Entretien avec Malek SEMAR à l’occasion du WASS

Entretien avec Malek SEMAR à l’occasion du WASS

Chef d’entreprises accompli, Malek Semar est né en Kabylie, dans un village sans eau et électricité, où la culture de l’effort et du partage sont les valeurs premières. Libre par origine. Après une double formation télécoms et management pour l’ingénierie à Paris, Malek part 3 ans aux Antilles comme CTO dans un institut d’enseignement supérieur ; il partage son temps entre enseignement et navigation. Revenu à Paris, il co-fonde PhoneControl, le premier opérateur cloud pour centres de contacts, et devient rapidement leader en Afrique. Précurseur dans les plateformes Cloud et la voix sur IP, Malek était un acteur majeur dans les télécoms et la relation client en France et en Afrique. Pendant 15 ans il collabore avec la plupart des opérateurs télécoms du continent africain. Avec 20 ans d’expérience dans le digital, comme outil pour impacter positivement le monde réel, Malek apporte son expertise digitale et sa vision entrepreneuriale dans le lancement de de plusieurs startups, systématiquement dans des domaines qui le passionnent (art, sport, bien-être, environnement et technologies sociétales). En parallèle de conférence sur le monde de demain, Malek est également le référent Art et Sport de l’Ordre Africain des Grandes Écoles et Universités.
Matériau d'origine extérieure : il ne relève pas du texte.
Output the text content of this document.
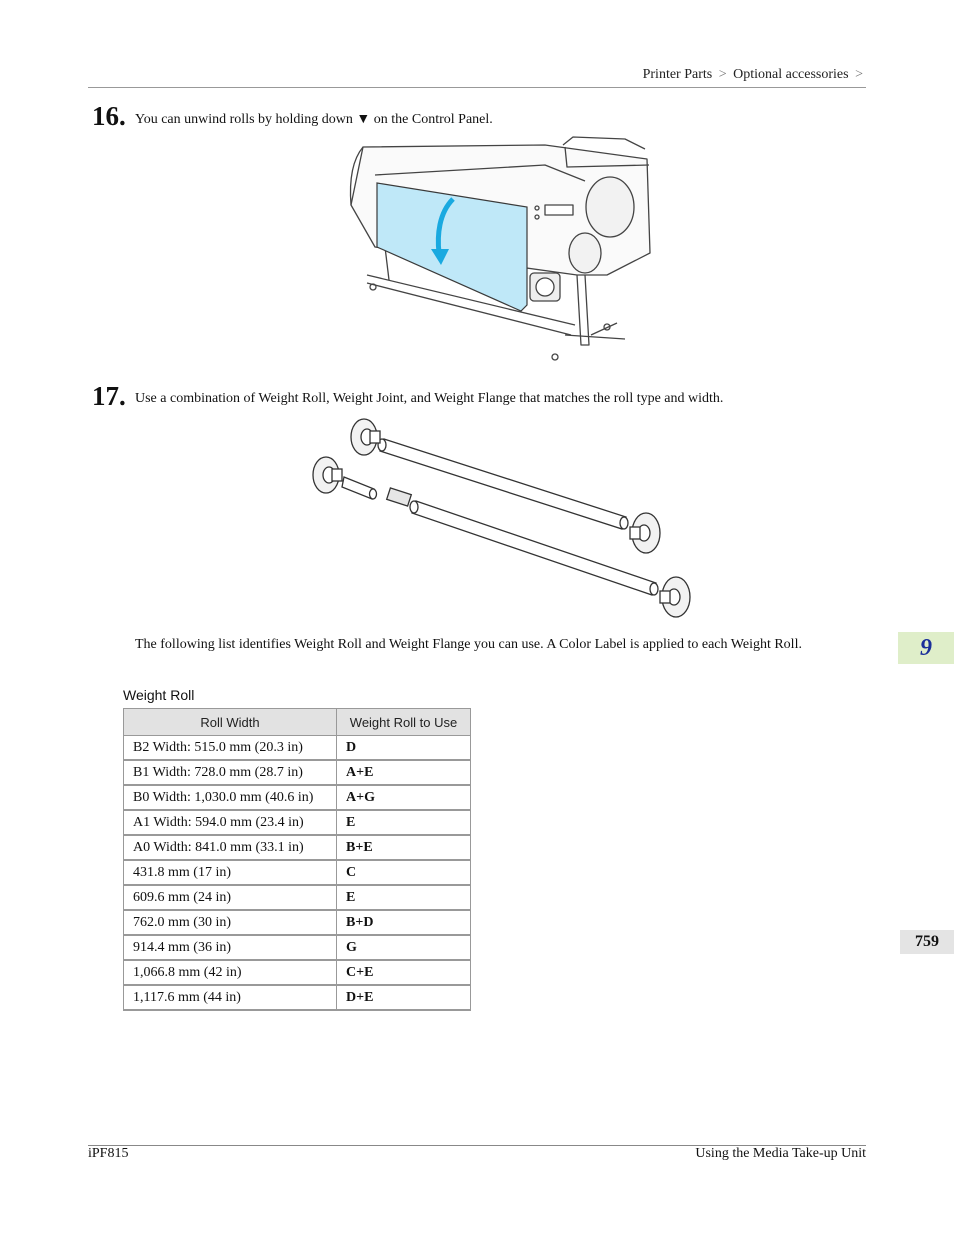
Printer Parts > Optional accessories >
16. You can unwind rolls by holding down ▼ on the Control Panel.
17. Use a combination of Weight Roll, Weight Joint, and Weight Flange that matches the roll type and width.
The following list identifies Weight Roll and Weight Flange you can use. A Color Label is applied to each Weight Roll.
Weight Roll
Roll Width	Weight Roll to Use
B2 Width: 515.0 mm (20.3 in)	D
B1 Width: 728.0 mm (28.7 in)	A+E
B0 Width: 1,030.0 mm (40.6 in)	A+G
A1 Width: 594.0 mm (23.4 in)	E
A0 Width: 841.0 mm (33.1 in)	B+E
431.8 mm (17 in)	C
609.6 mm (24 in)	E
762.0 mm (30 in)	B+D
914.4 mm (36 in)	G
1,066.8 mm (42 in)	C+E
1,117.6 mm (44 in)	D+E
9
759
iPF815	Using the Media Take-up Unit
Il interviendra lors du WASS en tant qu’associé de la société France Industries Assainissement. 

Africa Mutandi : Le World Africa Startups Summit (WASS), dans lequel vous intervenez, est l’occasion de vous demander : comment articulez-vous votre vision et vos activités avec la réalisation des Objectifs de Développement Durable en & pour l’Afrique ?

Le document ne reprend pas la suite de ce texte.